Попов. Как вы относились к самому существу вопроса свержения монархии и какова была ваша точка зрения на этот вопрос?
Колчак. Для меня было ясно, что монархия не в состоянии довести эту войну до конца, и должна быть какая-то другая форма правления, которая может закончить эту войну.
Алексеевский. Не смотрели ли вы слишком профессионально на этот вопрос?
Колчак. Я не могу сказать, чтобы я винил монархию и самый строй, создавший такой порядок. Я откровенно не могу сказать, чтобы причиной была монархия, ибо я думаю, что и монархия могла вести войну. При том же положении дела, какое существовало, я видел, что какая-либо перемена должна быть, и переворот этот я главным образом приветствовал, как средство довести войну до счастливого конца.
Алексеевский. Но перед вами должен был встать вопрос о дальнейшем,—какая форма государственной власти должна существовать после того, как это будет доведено до конца?
Колчак. Да, я считал, что этот вопрос должен быть решен каким-то представительным учредительным органом, который должен установить форму правления, и что этому органу каждый из нас должен будет подчиниться и принять ту форму государственного правления, которую этот орган установит.
Попов. На какой орган, по вашему мнению, могла бы быть возложена эта задача?
Колчак. Я считаю, что это должна быть воля Учредительного Собрания или Земского Собора. Мне казалось,
это неизбежно должно быть, так как правительство должно было носить временный характер, как оно заявляло.
Попов. Какой образ правления представлялся вам лично для вас наиболее желательным?

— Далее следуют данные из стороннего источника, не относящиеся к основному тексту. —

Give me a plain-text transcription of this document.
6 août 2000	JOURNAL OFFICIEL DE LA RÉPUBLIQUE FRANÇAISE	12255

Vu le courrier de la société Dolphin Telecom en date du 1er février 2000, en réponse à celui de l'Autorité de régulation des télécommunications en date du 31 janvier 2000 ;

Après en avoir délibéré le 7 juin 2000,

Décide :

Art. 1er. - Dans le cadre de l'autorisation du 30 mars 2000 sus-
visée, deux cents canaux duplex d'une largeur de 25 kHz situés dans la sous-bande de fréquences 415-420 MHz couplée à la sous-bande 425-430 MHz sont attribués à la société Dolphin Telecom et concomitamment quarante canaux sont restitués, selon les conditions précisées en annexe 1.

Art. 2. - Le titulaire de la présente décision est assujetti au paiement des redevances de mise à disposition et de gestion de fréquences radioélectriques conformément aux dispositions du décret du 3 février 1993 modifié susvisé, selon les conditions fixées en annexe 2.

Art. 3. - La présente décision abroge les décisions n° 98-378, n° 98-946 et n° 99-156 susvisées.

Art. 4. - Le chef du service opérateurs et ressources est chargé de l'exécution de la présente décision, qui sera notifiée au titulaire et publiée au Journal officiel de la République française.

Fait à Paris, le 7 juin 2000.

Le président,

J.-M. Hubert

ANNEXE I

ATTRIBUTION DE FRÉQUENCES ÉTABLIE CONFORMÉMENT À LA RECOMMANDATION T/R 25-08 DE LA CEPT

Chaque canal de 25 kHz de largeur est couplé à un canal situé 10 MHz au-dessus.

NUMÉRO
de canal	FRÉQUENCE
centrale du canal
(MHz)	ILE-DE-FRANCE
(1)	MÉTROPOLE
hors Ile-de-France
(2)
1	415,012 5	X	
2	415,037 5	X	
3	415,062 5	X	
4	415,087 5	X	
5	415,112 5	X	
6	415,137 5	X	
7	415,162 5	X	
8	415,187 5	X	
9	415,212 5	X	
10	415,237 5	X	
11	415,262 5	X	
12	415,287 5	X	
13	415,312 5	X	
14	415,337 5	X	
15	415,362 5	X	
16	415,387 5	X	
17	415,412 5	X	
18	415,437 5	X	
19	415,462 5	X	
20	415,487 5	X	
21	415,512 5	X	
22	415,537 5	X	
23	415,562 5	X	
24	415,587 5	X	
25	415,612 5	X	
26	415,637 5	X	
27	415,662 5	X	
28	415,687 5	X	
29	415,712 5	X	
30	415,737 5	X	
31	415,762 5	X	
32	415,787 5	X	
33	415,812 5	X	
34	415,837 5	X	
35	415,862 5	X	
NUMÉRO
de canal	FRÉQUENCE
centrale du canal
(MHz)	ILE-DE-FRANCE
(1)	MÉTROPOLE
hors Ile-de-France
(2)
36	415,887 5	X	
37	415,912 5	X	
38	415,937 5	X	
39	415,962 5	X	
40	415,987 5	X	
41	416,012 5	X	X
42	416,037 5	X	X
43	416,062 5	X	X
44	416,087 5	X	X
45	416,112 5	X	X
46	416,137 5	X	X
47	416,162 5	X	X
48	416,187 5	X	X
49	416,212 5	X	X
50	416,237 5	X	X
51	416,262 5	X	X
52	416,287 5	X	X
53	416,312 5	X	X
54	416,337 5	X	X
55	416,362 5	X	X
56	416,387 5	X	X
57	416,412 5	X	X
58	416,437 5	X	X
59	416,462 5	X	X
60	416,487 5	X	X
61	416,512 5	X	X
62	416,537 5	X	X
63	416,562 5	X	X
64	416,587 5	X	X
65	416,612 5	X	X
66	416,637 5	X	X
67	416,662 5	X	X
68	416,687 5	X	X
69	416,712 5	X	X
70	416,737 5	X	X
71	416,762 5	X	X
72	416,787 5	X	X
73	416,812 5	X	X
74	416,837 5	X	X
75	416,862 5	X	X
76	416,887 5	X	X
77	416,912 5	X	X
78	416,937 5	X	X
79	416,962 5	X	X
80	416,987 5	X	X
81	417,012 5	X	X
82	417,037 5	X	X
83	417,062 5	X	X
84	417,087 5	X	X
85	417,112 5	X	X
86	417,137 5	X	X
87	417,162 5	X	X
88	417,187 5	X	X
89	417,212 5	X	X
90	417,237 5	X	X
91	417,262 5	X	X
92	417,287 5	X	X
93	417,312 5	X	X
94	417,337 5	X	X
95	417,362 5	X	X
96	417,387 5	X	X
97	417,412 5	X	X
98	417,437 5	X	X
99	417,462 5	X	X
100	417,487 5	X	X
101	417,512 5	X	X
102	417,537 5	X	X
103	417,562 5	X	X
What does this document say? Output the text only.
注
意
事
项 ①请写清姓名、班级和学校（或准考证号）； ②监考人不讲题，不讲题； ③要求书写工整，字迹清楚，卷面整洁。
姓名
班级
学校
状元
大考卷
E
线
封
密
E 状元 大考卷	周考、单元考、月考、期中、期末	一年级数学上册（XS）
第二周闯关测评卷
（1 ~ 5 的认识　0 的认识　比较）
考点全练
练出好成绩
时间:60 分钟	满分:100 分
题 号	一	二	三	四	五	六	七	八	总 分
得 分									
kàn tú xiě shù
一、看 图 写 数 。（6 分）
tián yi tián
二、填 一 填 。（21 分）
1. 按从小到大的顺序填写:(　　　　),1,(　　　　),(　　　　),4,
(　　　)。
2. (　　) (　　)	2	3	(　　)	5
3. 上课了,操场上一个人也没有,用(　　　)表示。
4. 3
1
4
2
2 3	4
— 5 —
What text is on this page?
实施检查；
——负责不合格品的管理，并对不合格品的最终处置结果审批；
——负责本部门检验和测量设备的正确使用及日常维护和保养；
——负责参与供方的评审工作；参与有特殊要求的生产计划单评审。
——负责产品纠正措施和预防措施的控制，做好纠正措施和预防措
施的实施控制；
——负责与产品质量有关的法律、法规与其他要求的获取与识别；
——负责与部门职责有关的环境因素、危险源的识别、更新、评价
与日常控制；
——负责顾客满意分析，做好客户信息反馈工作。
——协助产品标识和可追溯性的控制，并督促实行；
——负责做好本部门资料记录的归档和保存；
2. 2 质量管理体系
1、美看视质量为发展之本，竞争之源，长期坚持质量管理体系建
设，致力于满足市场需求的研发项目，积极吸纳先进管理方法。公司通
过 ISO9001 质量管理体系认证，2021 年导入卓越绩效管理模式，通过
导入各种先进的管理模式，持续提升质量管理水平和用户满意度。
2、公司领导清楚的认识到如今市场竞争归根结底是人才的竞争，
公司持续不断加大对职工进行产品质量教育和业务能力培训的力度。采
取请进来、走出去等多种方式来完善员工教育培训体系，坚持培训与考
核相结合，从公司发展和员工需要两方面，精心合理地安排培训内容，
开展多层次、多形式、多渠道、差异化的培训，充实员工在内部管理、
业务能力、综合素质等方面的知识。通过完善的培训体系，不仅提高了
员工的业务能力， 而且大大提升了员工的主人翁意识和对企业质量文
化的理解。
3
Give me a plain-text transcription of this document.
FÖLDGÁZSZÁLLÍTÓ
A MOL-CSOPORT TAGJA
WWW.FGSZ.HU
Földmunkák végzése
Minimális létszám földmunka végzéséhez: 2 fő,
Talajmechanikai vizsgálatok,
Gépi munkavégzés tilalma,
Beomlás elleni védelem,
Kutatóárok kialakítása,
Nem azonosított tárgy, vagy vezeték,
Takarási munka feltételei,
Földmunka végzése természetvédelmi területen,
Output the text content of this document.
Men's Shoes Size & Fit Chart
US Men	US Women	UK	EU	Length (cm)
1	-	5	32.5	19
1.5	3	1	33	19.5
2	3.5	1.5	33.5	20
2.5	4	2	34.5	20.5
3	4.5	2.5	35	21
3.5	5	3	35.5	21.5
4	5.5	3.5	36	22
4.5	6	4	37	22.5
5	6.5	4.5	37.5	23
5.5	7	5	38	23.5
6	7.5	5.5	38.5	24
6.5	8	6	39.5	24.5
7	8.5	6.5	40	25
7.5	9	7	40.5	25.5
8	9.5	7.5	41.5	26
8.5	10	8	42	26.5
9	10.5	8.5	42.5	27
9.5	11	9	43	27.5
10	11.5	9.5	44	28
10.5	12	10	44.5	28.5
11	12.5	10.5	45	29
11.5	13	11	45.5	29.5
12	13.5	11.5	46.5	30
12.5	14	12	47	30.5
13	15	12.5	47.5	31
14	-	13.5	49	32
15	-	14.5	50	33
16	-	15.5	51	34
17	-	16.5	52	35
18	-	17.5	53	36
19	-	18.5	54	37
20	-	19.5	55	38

Колчак. Я затрудняюсь сказать, потому что я тогда об этом не мог еще думать. Я первый признал временное правительство, считал, что, как временная форма, оно является при данных условиях желательным; его надо поддержать всеми силами; что всякое противодействие ему вызвало бы развал в стране, и думал, что сам народ должен установить в учредительном органе форму правления, и какую бы форму он ни выбрал, я бы подчинился. Я считал, что монархия будет, вероятно, совершенно уничтожена. Для меня было ясно, что восстановить прежнюю монархию невозможно, а новую династию в наше время уже не выбирают. Я считал, что с этим вопросом уже покончено, и думал, что, вероятно, будет установлен какой-нибудь республиканский образ правления, и этот республиканский образ правления я считал отвечающим потребностям страны.
Алексеевский. Не возникала ли у вас лично и вообще в офицерской среде мысль, что отречение Николая II произошло не совсем в тех формах, которые бы позволили военным людям считать себя совершенно свободными от обязательств по отношению к монархии? Я предлагаю этот вопрос потому, что император Вильгельм, когда отрекался, специальным актом освободил военных от верности присяге, данной ему. Не возникала ли у вас мысль о том, что такого рода акт должен был сделать и император Николай?
Колчак. Нет, об этом никогда не поднимался вопрос. Я считаю, что раз император отрекся, то этим самым он освобождает от всех обязательств, которые существовали по отношению к нему, и когда последовало отречение Михаила Александровича, то тогда было ясно, что с монархией дело покончено. Я считал необходимым поддерживать временное правительство совершенно независимо от того, какое оно было, так как было время войны, нужно было, чтобы власть существовала, и как военный, я считал нужным поддерживать ее всеми силами.